Three Parks project begins

Developer Allan Dippie in the commercial centre of his new Three Parks development on the...
Developer Allan Dippie in the commercial centre of his new Three Parks development on the outskirts of Wanaka. Photo by Mark Price.
After 12 years of planning, the heavy machinery has begun rearranging the landscape on the outskirts of Wanaka for the new 100ha Three Parks commercial, recreational and residential development.

Three Parks, is the biggest single development in Wanaka's history and could take 20 years to complete.

Developer Allan Dippie showed the Otago Daily Times around the large paddock he plans to transform into a new town with big box stores, franchise operators, sports fields, cycle track, and tourist entertainment and accommodation.

One of the two half-million-dollar scrapers he has imported from the United States has begun preparing commercial sections, following GPS signals rather than pegs in the ground.

The next step will be to form a 1.8km avenue through the centre of the development from State Highway 6 to Ballantyne Rd that will become a loop road around the existing town and will be open to the public next year.

Mr Dippie said he had a name for the avenue in mind but could not divulge it at this stage.

The idea for Three Parks evolved from workshops in 2002 looking at how Wanaka's future growth could be accommodated. The workshops produced a document called ''Wanaka 2020''.

''You could see what had happened in Queenstown,'' Mr Dippie said.

''There were some good things and some bad things that happened over there; so you had the luxury of looking at that.''

Mr Dippie's development plans were temporarily affected by the 2007 global financial crisis.

''It was important to just ease back on the project, slow it down, grow with Wanaka organically ... not forcing a big development on the town.''

But two years ago, Mr Dippie made the decision to go ahead.

''We could just see some signs of the economy picking up and we were getting some good inquiries from people who wanted to locate out here and we knew then 2014 would be the year to start the project.''

Mr Dippie said there had been a lot of interest in commercial sites and he was ''just starting now to put some firm sales in place''.

Mr Dippie did not consider the commercial elements of Three Parks would compete directly with businesses in Wanaka.

''It's only going to compete with Queenstown and Alexandra and Dunedin and further afield.

''You bring a Warehouse, for example, to Wanaka and who is it really going to compete with? ''Because a whole lot of that product is not even sold here.''

And he believed developing Three Parks progressively, would reduce the impact on existing businesses in Wanaka.

''We could have started this project five years ago, when things were pretty tough for business in Wanaka, but I think now there's enough buoyancy around.

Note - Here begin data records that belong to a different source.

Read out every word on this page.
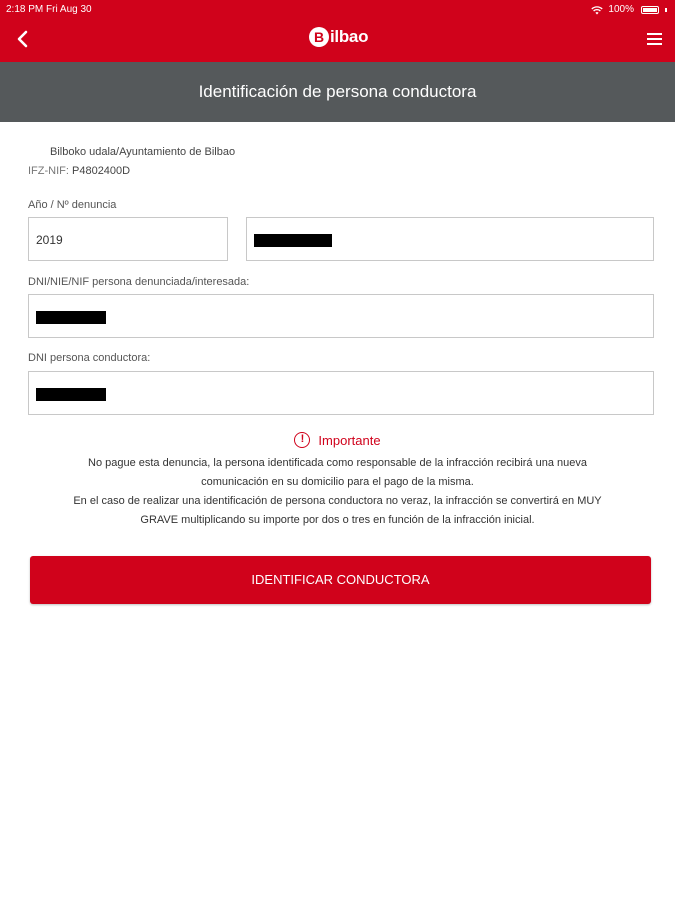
2:18 PM Fri Aug 30	100%
B ilbao
Identificación de persona conductora
Bilboko udala/Ayuntamiento de Bilbao
IFZ-NIF: P4802400D
Año / Nº denuncia
2019
DNI/NIE/NIF persona denunciada/interesada:
DNI persona conductora:
!	Importante
No pague esta denuncia, la persona identificada como responsable de la infracción recibirá una nueva
comunicación en su domicilio para el pago de la misma.
En el caso de realizar una identificación de persona conductora no veraz, la infracción se convertirá en MUY
GRAVE multiplicando su importe por dos o tres en función de la infracción inicial.
IDENTIFICAR CONDUCTORA
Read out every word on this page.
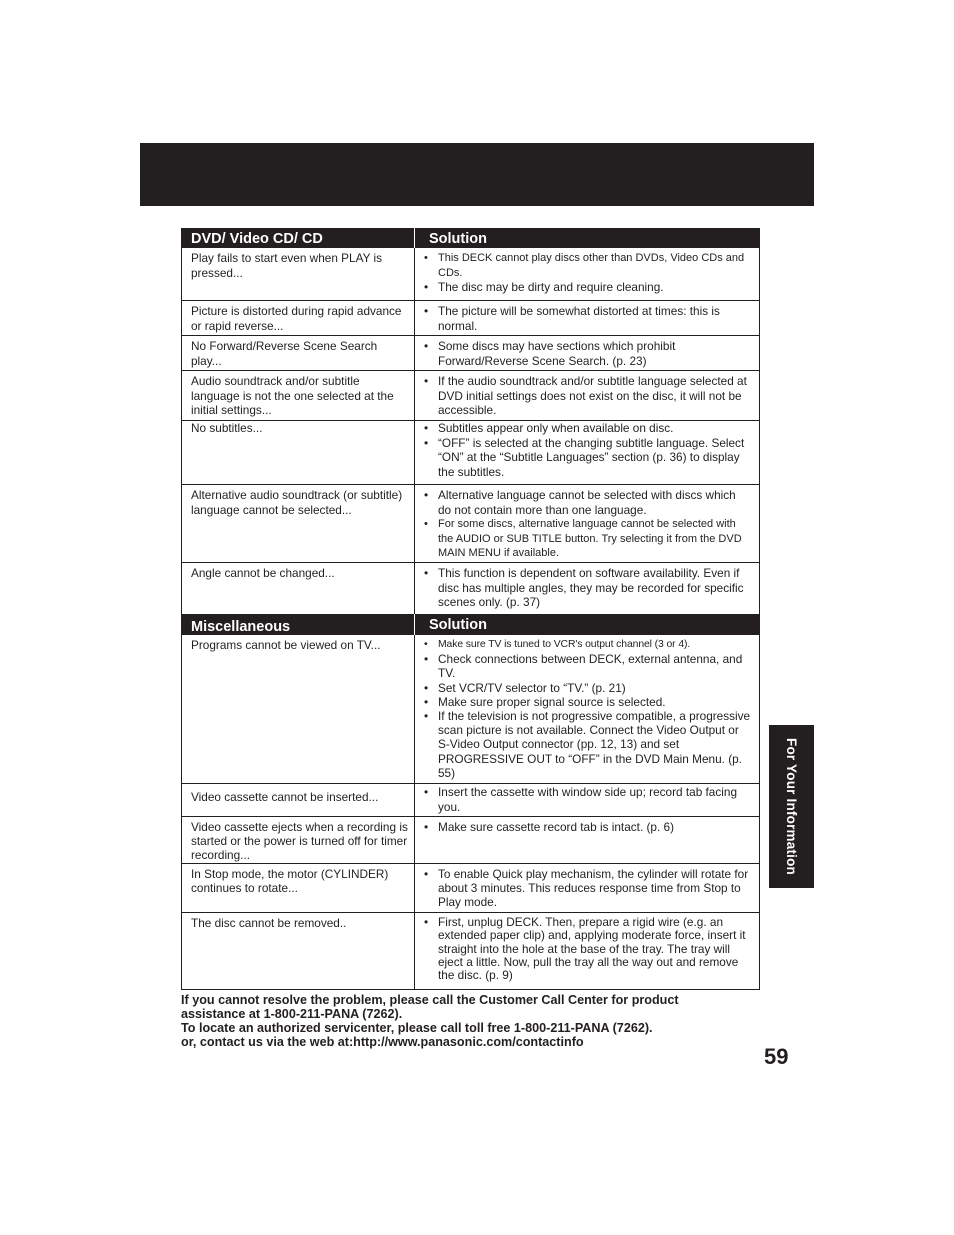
DVD/ Video CD/ CD	Solution
Play fails to start even when PLAY is pressed...
• This DECK cannot play discs other than DVDs, Video CDs and CDs.
• The disc may be dirty and require cleaning.
Picture is distorted during rapid advance or rapid reverse...
• The picture will be somewhat distorted at times: this is normal.
No Forward/Reverse Scene Search play...
• Some discs may have sections which prohibit Forward/Reverse Scene Search. (p. 23)
Audio soundtrack and/or subtitle language is not the one selected at the initial settings...
• If the audio soundtrack and/or subtitle language selected at DVD initial settings does not exist on the disc, it will not be accessible.
No subtitles...	• Subtitles appear only when available on disc.
• “OFF” is selected at the changing subtitle language. Select “ON” at the “Subtitle Languages” section (p. 36) to display the subtitles.
Alternative audio soundtrack (or subtitle) language cannot be selected...
• Alternative language cannot be selected with discs which do not contain more than one language.
• For some discs, alternative language cannot be selected with the AUDIO or SUB TITLE button. Try selecting it from the DVD MAIN MENU if available.
Angle cannot be changed...	• This function is dependent on software availability. Even if disc has multiple angles, they may be recorded for specific scenes only. (p. 37)
Miscellaneous	Solution
Programs cannot be viewed on TV...	• Make sure TV is tuned to VCR's output channel (3 or 4).
• Check connections between DECK, external antenna, and TV.
• Set VCR/TV selector to “TV.” (p. 21)
• Make sure proper signal source is selected.
• If the television is not progressive compatible, a progressive scan picture is not available. Connect the Video Output or S-Video Output connector (pp. 12, 13) and set PROGRESSIVE OUT to “OFF” in the DVD Main Menu. (p. 55)
Video cassette cannot be inserted...	• Insert the cassette with window side up; record tab facing you.
Video cassette ejects when a recording is started or the power is turned off for timer recording...
• Make sure cassette record tab is intact. (p. 6)
In Stop mode, the motor (CYLINDER) continues to rotate...
• To enable Quick play mechanism, the cylinder will rotate for about 3 minutes. This reduces response time from Stop to Play mode.
The disc cannot be removed..	• First, unplug DECK. Then, prepare a rigid wire (e.g. an extended paper clip) and, applying moderate force, insert it straight into the hole at the base of the tray. The tray will eject a little. Now, pull the tray all the way out and remove the disc. (p. 9)
For Your Information
If you cannot resolve the problem, please call the Customer Call Center for product
assistance at 1-800-211-PANA (7262).
To locate an authorized servicenter, please call toll free 1-800-211-PANA (7262).
or, contact us via the web at:http://www.panasonic.com/contactinfo
59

And, of course, a lot of local businesses want to re-establish to better premises.

''When we get local business people who want to expand we need to be looking after their interests first, giving them priority and that's certainly what we have been doing.''

Wanaka's Mitre 10 store was ''overflowing'' its Anderson Heights location, Mr Dippie said and he knew his brother Martin ''would love to come and build a nice, new, latest-generation Mitre 10 store out here''.

Mr Dippie said Three Parks would be developed stage by stage, as demand dictated, rather than having large areas of empty sections with ''tumbleweeds blowing across them''.

He expected to spend about $10 million-$20 million over the next five years.

The development is being done by his company, Willowridge Developments, which he described as well-established.

''I think the community and the council have a lot of confidence around our company's ability to do such things.

''There are a lot of developers that had projects that had too much debt and they're not around now and neither are their projects.

''There are plenty of examples of that but we would like to think we are a lot more conservative than some developers.''

While the initial development will be in the commercial area, Mr Dippie said within ''a couple of years'' Willowridge was likely to be ''out of stock'' of sections for sale and that would lead to the development of the residential part of Three Parks.